Los Pibes de la pelicula (The Kids in the Movie) 1998

Recommended

Distributed by LAVA - Latin American Video Archives, 124 Washington Place, New York, NY 10014; 212-243-4804
Produced by Pablo Ramazza
Directed by Pablo Ramazza
VHS, b&, 28 min.



College - Adult
South American Studies

Date Entered: 02/19/2004

Reviewed by Brian Falato, University of South Florida Tampa Campus Library

The 1958 documentary short, Tire Di'e (Throw a Dime) depicts the children of a shantytown outside Santa Fe, Argentina as they run after a train and shout at the passengers to throw them a dime. At the end of the film, a woman says her son is too little to chase after the train. The viewer got the feeling, though, that it wouldn’t be long before that child would end up doing that very thing. And as the 1998 video Los Pibes de la pelicula (The Kids in the Movie) shows, kids in the area are still asking for money from passengers in vehicles forty years later. The main difference is that they are now soliciting coins from the drivers of automobiles rather than train riders.
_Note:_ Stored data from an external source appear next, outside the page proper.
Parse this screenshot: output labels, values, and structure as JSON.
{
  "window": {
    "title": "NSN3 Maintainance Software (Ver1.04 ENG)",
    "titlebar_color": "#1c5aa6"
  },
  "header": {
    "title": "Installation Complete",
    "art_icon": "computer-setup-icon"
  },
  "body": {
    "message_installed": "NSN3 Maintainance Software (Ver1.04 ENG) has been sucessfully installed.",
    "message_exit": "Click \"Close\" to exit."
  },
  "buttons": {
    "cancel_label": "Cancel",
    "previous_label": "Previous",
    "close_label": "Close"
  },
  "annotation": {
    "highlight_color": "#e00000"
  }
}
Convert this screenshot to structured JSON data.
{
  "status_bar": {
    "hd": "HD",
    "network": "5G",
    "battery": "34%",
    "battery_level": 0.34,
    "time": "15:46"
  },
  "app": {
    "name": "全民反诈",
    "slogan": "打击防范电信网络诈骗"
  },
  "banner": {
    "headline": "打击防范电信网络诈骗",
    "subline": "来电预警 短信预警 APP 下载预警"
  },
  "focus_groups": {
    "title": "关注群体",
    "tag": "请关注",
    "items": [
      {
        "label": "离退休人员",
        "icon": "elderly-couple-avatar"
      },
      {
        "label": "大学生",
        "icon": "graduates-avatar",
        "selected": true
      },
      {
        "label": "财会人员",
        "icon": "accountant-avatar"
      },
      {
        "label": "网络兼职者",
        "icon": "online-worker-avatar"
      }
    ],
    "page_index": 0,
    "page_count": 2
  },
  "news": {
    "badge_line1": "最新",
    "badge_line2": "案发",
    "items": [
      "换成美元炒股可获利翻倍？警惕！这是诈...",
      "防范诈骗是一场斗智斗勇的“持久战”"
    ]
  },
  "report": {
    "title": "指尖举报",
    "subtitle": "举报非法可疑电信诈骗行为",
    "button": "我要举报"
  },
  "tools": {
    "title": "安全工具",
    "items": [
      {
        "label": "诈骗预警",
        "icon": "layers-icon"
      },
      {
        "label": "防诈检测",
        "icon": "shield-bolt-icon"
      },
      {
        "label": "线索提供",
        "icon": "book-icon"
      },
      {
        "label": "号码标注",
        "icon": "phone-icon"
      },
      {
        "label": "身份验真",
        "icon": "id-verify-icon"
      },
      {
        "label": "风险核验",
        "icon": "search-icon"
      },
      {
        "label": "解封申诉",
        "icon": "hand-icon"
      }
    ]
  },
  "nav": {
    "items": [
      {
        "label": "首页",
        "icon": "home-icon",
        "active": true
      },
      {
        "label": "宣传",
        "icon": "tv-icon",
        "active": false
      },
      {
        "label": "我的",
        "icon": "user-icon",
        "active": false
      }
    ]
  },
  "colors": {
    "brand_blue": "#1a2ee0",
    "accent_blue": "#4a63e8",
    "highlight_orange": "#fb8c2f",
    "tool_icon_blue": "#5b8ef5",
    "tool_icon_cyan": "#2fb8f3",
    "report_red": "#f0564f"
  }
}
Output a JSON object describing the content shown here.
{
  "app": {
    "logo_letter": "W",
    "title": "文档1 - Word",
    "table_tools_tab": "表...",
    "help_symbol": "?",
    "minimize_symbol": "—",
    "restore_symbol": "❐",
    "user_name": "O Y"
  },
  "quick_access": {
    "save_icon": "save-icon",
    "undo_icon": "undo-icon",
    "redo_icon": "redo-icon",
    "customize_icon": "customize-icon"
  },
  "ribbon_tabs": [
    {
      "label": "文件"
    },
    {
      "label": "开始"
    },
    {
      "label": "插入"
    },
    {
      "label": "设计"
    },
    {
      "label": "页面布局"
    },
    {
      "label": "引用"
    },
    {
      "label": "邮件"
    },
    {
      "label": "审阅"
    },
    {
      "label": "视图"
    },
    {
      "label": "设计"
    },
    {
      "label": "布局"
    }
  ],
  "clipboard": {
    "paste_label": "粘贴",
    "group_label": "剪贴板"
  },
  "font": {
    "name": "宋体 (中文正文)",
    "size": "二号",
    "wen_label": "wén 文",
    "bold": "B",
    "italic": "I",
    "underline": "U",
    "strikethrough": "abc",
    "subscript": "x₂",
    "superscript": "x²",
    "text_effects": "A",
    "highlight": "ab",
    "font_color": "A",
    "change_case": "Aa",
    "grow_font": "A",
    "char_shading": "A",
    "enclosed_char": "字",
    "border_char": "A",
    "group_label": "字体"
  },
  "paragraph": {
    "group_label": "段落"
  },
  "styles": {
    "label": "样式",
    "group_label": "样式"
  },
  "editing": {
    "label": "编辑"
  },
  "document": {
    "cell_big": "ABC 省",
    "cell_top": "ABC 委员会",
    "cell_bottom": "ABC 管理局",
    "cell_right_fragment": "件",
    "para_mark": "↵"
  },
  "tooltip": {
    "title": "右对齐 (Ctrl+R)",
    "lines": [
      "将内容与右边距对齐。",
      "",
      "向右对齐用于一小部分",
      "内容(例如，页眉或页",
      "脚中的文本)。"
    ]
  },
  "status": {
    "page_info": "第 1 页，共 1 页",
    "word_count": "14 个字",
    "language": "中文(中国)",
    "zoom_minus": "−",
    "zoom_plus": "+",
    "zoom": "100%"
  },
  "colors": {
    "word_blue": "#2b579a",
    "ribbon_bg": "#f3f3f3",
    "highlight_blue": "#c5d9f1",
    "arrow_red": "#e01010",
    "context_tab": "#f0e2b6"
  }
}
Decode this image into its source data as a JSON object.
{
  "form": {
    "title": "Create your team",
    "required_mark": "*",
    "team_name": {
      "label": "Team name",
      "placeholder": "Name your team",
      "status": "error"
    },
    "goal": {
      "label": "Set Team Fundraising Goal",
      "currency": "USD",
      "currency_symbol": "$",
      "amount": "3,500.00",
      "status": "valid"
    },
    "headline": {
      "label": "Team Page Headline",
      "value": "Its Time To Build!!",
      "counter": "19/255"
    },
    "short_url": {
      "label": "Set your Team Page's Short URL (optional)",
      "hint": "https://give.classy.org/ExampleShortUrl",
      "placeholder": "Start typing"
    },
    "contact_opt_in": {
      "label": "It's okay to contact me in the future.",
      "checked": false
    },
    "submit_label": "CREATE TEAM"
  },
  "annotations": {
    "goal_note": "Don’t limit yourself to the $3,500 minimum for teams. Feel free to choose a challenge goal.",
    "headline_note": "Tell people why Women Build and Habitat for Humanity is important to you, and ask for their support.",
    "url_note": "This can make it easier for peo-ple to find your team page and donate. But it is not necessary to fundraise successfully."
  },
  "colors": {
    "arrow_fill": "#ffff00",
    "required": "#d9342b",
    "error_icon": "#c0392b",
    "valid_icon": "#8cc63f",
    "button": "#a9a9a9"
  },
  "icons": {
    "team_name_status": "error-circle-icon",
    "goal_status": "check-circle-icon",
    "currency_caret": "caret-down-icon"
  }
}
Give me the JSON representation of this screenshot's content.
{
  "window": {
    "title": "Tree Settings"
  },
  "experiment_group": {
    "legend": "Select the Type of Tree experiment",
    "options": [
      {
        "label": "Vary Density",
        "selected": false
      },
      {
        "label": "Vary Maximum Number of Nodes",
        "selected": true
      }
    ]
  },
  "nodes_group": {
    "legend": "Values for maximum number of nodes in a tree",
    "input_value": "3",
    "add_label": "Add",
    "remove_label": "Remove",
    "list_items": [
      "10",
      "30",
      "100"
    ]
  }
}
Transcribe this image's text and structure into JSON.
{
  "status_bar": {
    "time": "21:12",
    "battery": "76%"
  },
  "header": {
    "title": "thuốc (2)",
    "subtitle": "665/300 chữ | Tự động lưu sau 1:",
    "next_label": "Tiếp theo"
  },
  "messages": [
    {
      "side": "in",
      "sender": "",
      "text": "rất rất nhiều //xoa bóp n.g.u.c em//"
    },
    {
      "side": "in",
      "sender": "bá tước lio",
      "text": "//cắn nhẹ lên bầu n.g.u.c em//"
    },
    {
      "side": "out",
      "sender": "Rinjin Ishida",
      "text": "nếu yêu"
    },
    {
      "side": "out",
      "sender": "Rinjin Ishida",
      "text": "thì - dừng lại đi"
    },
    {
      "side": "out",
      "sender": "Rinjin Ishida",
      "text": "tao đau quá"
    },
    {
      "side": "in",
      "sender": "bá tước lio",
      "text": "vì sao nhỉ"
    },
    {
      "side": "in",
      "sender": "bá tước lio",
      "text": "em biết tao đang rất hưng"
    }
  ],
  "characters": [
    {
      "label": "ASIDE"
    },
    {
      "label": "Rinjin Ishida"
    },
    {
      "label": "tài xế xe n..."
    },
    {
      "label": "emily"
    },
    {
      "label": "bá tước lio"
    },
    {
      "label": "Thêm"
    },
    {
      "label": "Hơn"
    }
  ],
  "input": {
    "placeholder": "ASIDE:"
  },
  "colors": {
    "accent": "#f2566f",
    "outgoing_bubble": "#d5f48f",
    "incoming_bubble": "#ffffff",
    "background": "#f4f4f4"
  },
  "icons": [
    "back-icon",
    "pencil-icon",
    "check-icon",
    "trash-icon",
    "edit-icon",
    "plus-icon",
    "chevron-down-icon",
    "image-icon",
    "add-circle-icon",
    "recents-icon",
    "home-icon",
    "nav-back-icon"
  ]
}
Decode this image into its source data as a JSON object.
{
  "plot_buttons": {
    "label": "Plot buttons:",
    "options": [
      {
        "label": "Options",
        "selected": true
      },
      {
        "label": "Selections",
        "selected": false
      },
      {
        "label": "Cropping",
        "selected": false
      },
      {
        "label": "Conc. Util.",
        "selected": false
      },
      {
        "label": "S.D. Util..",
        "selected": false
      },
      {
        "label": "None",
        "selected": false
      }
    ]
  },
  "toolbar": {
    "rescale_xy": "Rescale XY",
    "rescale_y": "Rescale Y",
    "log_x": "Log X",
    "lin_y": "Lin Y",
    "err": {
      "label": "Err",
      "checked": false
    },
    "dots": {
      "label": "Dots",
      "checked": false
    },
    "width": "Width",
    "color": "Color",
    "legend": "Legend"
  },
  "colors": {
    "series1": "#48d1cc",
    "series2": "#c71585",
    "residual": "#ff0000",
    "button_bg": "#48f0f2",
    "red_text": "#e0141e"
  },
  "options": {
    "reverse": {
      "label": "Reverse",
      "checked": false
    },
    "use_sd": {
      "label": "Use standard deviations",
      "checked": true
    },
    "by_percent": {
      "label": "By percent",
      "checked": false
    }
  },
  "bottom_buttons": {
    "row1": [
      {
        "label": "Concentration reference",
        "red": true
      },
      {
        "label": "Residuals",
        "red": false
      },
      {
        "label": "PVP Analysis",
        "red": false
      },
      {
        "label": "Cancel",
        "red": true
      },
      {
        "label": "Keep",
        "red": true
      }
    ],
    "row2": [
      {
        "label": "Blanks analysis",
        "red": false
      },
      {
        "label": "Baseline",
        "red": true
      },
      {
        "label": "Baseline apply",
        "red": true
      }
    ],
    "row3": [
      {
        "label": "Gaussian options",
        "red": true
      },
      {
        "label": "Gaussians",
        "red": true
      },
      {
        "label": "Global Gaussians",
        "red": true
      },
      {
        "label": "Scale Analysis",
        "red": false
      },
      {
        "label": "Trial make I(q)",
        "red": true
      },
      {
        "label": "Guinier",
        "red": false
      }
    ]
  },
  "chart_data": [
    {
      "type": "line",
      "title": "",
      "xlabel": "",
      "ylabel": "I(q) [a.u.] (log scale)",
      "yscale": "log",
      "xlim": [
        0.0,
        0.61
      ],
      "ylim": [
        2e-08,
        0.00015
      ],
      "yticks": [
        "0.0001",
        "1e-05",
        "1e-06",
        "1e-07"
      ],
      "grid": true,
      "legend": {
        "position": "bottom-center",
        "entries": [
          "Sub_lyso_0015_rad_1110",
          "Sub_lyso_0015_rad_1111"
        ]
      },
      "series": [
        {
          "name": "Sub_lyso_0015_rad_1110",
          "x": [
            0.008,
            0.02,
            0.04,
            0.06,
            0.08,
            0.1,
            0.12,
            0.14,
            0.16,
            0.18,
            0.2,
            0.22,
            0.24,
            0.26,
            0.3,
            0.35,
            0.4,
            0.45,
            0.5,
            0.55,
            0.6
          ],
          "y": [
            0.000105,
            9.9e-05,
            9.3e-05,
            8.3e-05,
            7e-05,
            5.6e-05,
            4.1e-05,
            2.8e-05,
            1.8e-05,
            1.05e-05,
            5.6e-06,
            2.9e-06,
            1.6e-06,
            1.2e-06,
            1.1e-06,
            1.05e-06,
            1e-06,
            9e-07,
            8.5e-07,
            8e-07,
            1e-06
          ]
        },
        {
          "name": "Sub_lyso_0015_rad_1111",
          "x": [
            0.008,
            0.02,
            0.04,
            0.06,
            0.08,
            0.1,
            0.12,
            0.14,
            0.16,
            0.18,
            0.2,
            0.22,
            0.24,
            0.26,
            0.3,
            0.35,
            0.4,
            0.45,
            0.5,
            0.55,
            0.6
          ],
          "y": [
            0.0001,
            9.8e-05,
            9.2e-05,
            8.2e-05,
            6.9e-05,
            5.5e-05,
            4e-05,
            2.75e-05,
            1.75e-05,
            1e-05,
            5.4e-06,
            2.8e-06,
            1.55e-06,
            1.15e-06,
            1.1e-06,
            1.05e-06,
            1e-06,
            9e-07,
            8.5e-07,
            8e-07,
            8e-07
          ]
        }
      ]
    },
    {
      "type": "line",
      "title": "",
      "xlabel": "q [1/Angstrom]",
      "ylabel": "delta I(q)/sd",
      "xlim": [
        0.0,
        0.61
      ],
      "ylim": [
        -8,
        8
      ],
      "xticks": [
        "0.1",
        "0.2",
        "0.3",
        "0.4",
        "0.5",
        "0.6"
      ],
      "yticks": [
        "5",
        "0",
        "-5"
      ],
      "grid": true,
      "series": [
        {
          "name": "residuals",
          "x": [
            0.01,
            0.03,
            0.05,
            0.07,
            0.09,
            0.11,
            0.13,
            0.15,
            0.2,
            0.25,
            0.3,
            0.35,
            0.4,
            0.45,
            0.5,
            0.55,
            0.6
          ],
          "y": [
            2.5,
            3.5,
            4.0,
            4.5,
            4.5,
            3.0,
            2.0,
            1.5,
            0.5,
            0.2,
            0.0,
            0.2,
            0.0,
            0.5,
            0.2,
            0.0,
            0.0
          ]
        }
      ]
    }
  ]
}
Los Pibes revisits the people featured in Tire Di'e. Director Pablo Ramazza interviews many of those who appeared in the earlier film, both the now-grown “kids” and their parents, and finds that forty years hasn’t brought a wholesale improvement in their lives.

As one man puts it, “There is more poverty now than before, but it is hardly noticed. Because everyone has a little house, his own little room.” But even though the shelter situation is better, unemployment is still rampant, and residents have to earn money anyone they can. Some have turned to robbing others. Gunfire, from gangs fighting each other, and from the police shooting at suspects, is prevalent. Kids feel they have to carry firearms for protection.

Ramazza cuts between clips of the kids in Tire Di'e running after the train and footage shot in the 1990s of kids running up to cars asking for money or cleaning the cars’ windows and hoping to get a few coins for the job. At the end, he includes the final scene of the earlier film and then has a freeze-frame of a present-day boy about the same age, which makes for a lingering question: will this cycle of poverty continue for more generations?

Los Pibes is recommended as a supplementary purchase to Tire Di'e, rather than as a stand-alone acquisition. Latin American Video Archives has released the two simultaneously. Tire Di'e benefits from a restored picture and soundtrack and has historical significance as an early example of a new Latin American cinema. Los Pibes’ brief running time doesn’t allow for an in-depth exploration of why things are still so bad. It mainly serves as a sad coda to the original work.